# AWS Infrastructure Setup
This notebook provisions foundational AWS resources for Riley Inc. demos. The primary objective is to create an Amazon S3 bucket that will host knowledge base documents and other evaluation artifacts.

## Prerequisites
- AWS credentials configured in your environment (e.g., `~/.aws/credentials`, environment variables, or an instance role).
- IAM permissions for `s3:CreateBucket`, `s3:PutBucketVersioning`, and `s3:PutObject`.
- Python environment with `boto3` installed.

In [None]:
import boto3
from botocore.exceptions import ClientError
from pathlib import Path
import json
import time

## Configure Bucket Parameters
Set a globally unique bucket name. Including the date or a random suffix helps avoid collisions.

In [None]:
aws_region = "us-west-2"
bucket_base_name = "riley-inc-rag-knowledge-base"
timestamp_suffix = time.strftime("%Y%m%d-%H%M%S")
bucket_name = f"{bucket_base_name}-{timestamp_suffix}"
print(f"Target bucket: {bucket_name}")

## Create Knowledge Base Bucket
The cell below attempts to create the bucket.

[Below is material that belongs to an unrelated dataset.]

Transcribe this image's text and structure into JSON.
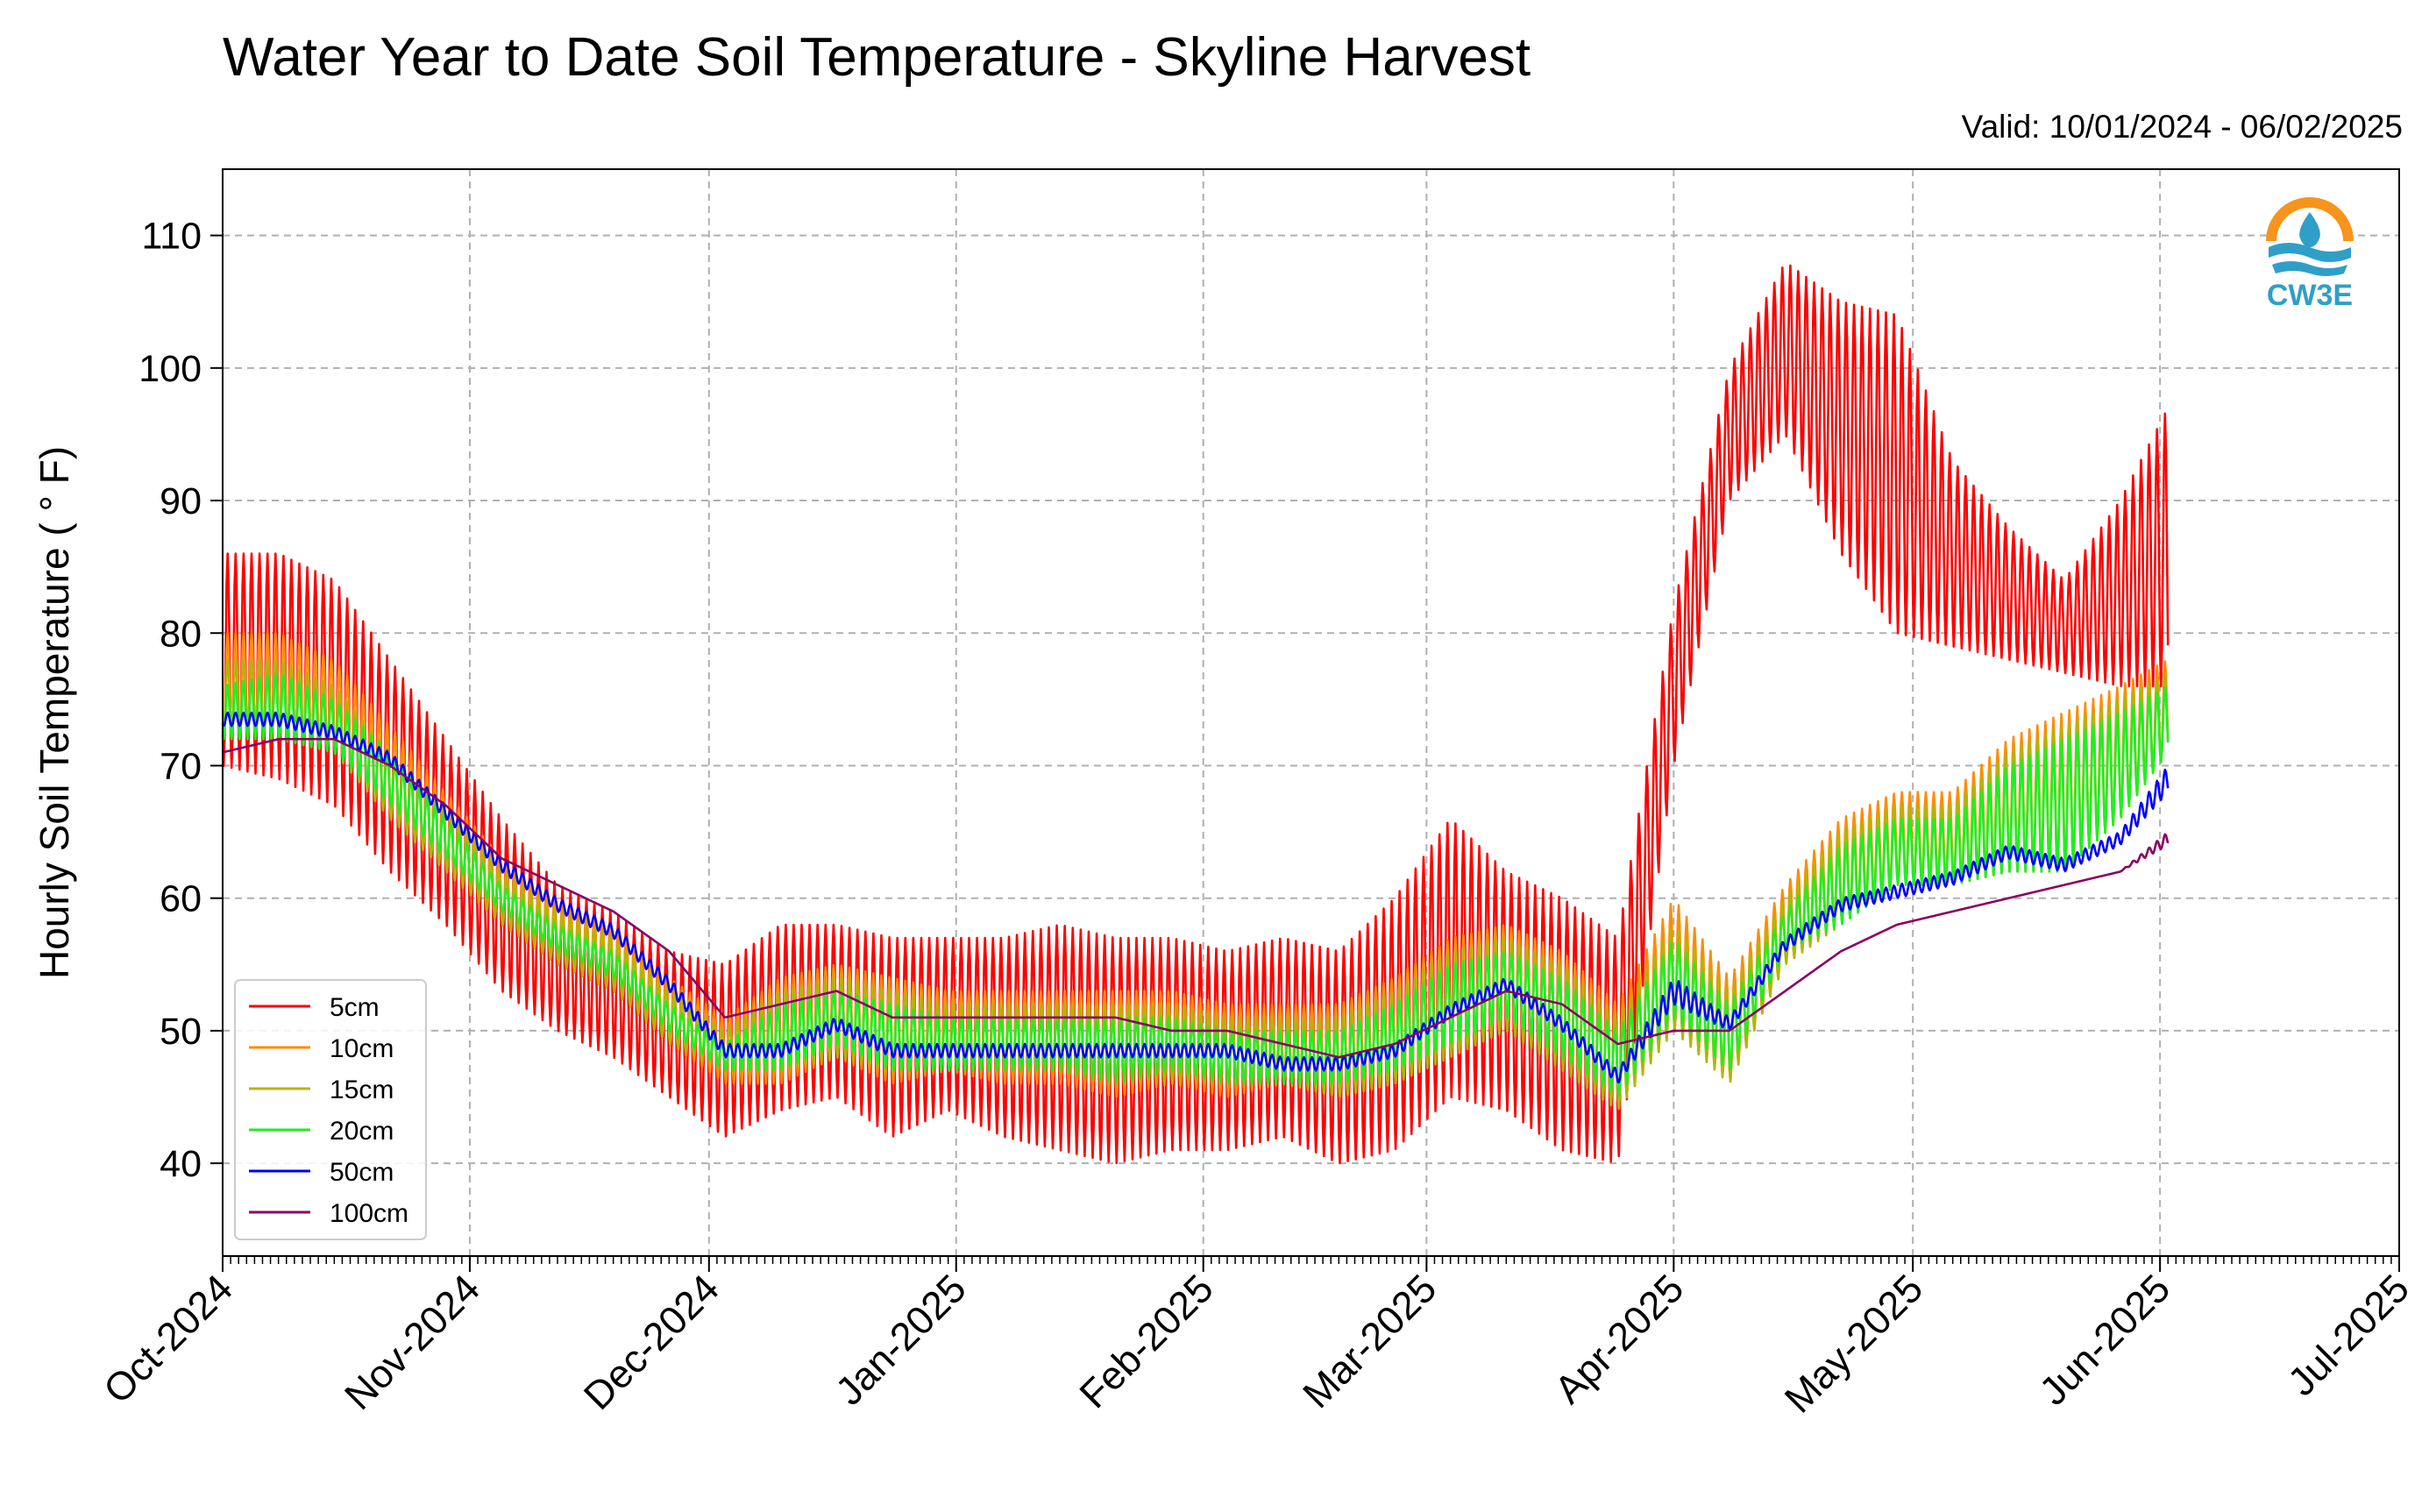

If the bucket already exists under your account, the code will skip creation.

In [None]:
s3_client = boto3.client("s3", region_name=aws_region)

def ensure_bucket(client, name, region):
    try:
        client.head_bucket(Bucket=name)
        print(f"Bucket '{name}' already exists and is accessible.")
    except ClientError as err:
        error_code = int(err.response['Error']['Code'])
        if error_code == 404:
            create_args = {
                'Bucket': name
            }
            if region != 'us-east-1':
                create_args['CreateBucketConfiguration'] = {'LocationConstraint': region}
            client.create_bucket(**create_args)
            print(f"Bucket '{name}' created in {region}.")
        else:
            raise

ensure_bucket(s3_client, bucket_name, aws_region)

## Enable Versioning (Optional but Recommended)

In [None]:
versioning = boto3.resource("s3", region_name=aws_region).BucketVersioning(bucket_name)
versioning.enable()
print(f"Knowledge base bucket versioning status: {versioning.status}")

## Create Evaluation Results Bucket
Provision a separate bucket to capture evaluation outputs and artifacts.

In [None]:
eval_bucket_base_name = "riley-inc-rag-eval-results"
eval_bucket_name = f"{eval_bucket_base_name}-{timestamp_suffix}"
ensure_bucket(s3_client, eval_bucket_name, aws_region)
eval_versioning = boto3.resource("s3", region_name=aws_region).BucketVersioning(eval_bucket_name)
eval_versioning.enable()
print(f"Evaluation results bucket ready: s3://{eval_bucket_name} (versioning={eval_versioning.status})")

## Upload Knowledge Base Documents
This helper uploads all markdown files from `knowledge_base_docs` into the knowledge base bucket under the `knowledge-base/` prefix.

In [None]:
knowledge_base_dir = Path('../knowledge_base_docs')
prefix = 'knowledge-base/'
upload_manifest = []

for path in knowledge_base_dir.glob('*.md'):
    key = prefix + path.name
    s3_client.upload_file(str(path), bucket_name, key)
    upload_manifest.append({'file': path.name, 's3_key': key})
    print(f"Uploaded {path.name} -> s3://{bucket_name}/{key}")

print(json.dumps(upload_manifest, indent=2))

## Cleanup (Optional)
Use this cell to remove all objects and delete the buckets when you no longer need them.

In [None]:
perform_cleanup = False  # Set to True to run cleanup

if perform_cleanup:
    s3_resource = boto3.resource("s3", region_name=aws_region)

    def empty_and_delete(bucket_name_to_remove):
        bucket = s3_resource.Bucket(bucket_name_to_remove)
        print(f"Clearing bucket: {bucket_name_to_remove}")
        bucket.object_versions.delete()
        bucket.objects.delete()
        bucket.delete()
        print(f"Bucket {bucket_name_to_remove} deleted.")

    for target in (bucket_name, eval_bucket_name):
        try:
            empty_and_delete(target)
        except ClientError as err:
            print(f"Failed to delete {target}: {err}")
else:
    print("Cleanup skipped. Set perform_cleanup=True to remove buckets.")

## Next Steps
- Store evaluation datasets and prompt libraries in the same bucket.
- Grant access to downstream AWS services (e.g., Bedrock, SageMaker) via bucket policies.
- Enable server-side encryption and lifecycle rules if required by compliance policies.